Implement Directory Synchronization

Azure Active Directory (Azure AD) Connect (formerly known as the Directory Synchronization tool, Directory Sync tool, or the DirSync.exe tool) is an application that you install on a domain-joined server to synchronize your on-premises Active Directory Domain Services (AD DS) users to the Azure AD tenant.

This labs are a replay of exercises done during my course on AZ-500 Microsoft Azure Security Technologies and is a proof of concept demonstrating how to integrate on-premises Active Directory Domain Services (AD DS) environment with an Azure Active Directory (Azure AD) tenant. Specifically, you want to:

• Implement a single-domain AD DS forest by deploying an Azure VM hosting an AD DS domain controller
• Create and configure an Azure AD tenant
• Synchronize the AD DS forest with the Azure AD tenant

objectives

In this lab, you will complete the following labs:

• Practical Labs 1: Deploy an Azure VM hosting an Active Directory domain controller
• Practical Labs 2: Create and configure an Azure Active Directory tenant
• Practical Labs 3: Synchronize Active Directory forest with an Azure Active Directory tenant

Prerequisites for this lab : PowerShell / Azure Account / Download Labs Files here

Practical Labs 1: Deploy an Azure VM hosting an Active Directory domain controller

• Task 1: Identify an available DNS name for an Azure VM deployment
• Task 2: Use an ARM template to deploy an Azure VM hosting an Active Directory domain controller

Task 1: Identify an available DNS name for an Azure VM deployment

In this task, you will identify a DNS name for your Azure VM deployment.

• Sign-in to the Azure portal https://portal.azure.com/.

Note: Sign in to the Azure portal using an account that has the Owner or Contributor role in the Azure subscription you are using for this lab.

• Open the Cloud Shell by clicking the first icon in the top right of the Azure Portal. If prompted, click PowerShell and Create storage.
• Ensure PowerShell is selected in the drop-down menu in the upper-left corner of the Cloud Shell pane.
• In the PowerShell session within the Cloud Shell pane, run the following to identify an available DNS name you can use for an Azure VM deployment in the next task of this exercise:

code

Test-AzDnsAvailability -DomainNameLabel exceedlab09142021 -Location 'East US'

• Note: Replace the <custom-label> placeholder with a valid DNS name that is likely to be globlly unique. Replace the <location> placeholder with the name of the region into which you want to deploy the Azure VM that will host the Active Directory domain controller you will use in this lab.

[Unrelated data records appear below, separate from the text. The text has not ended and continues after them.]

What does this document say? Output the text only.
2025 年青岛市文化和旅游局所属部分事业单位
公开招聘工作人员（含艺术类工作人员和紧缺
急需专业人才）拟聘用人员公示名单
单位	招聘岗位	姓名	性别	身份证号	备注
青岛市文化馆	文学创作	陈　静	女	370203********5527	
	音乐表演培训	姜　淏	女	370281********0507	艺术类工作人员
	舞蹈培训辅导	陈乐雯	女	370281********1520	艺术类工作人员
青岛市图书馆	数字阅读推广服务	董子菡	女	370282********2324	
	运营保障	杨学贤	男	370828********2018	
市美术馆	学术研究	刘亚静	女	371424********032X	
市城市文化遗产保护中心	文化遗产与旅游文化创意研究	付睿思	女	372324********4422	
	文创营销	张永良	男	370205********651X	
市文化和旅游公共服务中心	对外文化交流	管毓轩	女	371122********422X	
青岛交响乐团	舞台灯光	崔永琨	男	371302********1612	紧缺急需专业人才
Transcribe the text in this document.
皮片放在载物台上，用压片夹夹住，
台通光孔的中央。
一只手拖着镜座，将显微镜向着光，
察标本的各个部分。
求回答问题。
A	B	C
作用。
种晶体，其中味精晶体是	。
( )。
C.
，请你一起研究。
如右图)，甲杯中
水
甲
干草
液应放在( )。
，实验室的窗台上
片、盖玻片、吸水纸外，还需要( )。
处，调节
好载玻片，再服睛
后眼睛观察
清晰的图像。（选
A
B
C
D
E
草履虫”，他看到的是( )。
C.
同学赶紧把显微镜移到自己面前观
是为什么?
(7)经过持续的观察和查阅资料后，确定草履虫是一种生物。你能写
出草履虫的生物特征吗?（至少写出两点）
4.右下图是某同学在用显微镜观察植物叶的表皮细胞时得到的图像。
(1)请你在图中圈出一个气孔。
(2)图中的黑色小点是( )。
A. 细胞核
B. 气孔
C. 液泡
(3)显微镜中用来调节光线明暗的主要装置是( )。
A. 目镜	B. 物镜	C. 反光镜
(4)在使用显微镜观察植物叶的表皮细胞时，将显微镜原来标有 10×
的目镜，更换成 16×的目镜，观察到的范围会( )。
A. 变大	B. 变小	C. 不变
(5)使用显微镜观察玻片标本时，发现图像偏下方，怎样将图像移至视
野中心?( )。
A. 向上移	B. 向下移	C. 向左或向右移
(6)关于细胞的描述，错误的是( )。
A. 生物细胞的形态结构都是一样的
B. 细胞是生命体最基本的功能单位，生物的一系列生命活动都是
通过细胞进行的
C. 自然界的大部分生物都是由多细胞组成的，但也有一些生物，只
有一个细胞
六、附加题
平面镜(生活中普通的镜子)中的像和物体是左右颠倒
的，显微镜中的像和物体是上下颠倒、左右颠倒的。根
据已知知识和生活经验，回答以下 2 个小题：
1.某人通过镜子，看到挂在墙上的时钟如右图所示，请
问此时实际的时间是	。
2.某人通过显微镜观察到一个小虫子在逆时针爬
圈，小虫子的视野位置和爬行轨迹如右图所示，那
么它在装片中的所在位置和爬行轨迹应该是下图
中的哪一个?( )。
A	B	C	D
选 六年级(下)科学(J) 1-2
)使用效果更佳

Note: To identify Azure regions where you can provision Azure VMs, refer to https://azure.microsoft.com/en-us/regions/offers/

• Verify that the command returned True. If not, rerun the same command with a different value of the <custom-label> until the command returns True.
• Record the value of the exceedlab09142021 that resulted in the successful outcome. You will need it in the next task.
• Close the Cloud Shell.

Task 2: Use an ARM template to deploy an Azure VM hosting an Active Directory domain controller

In this task, you will deploy an Azure VM that will host an Active Directory domain controller

• Open another browser tab in the same browser window and navigate to the https://github.com/Azure/azure-quickstart-templates/tree/master/application-workloads/active-directory/active-directory-new-domain.
• On the Create a new Windows VM and create a new AD Forest, Domain and DC page, click Deploy to Azure. This will automatically redirect the browser to the Create an Azure VM with a new AD Forest blade in the Azure portal.

On the Create an Azure VM with a new AD Forest blade, click Edit parameters.

On the Edit parameters blade, click Load file, in the Open dialog box, click \\AllFiles\Labs\06\active-directory-new-domain\azuredeploy.parameters.json, click Open, and then click Save.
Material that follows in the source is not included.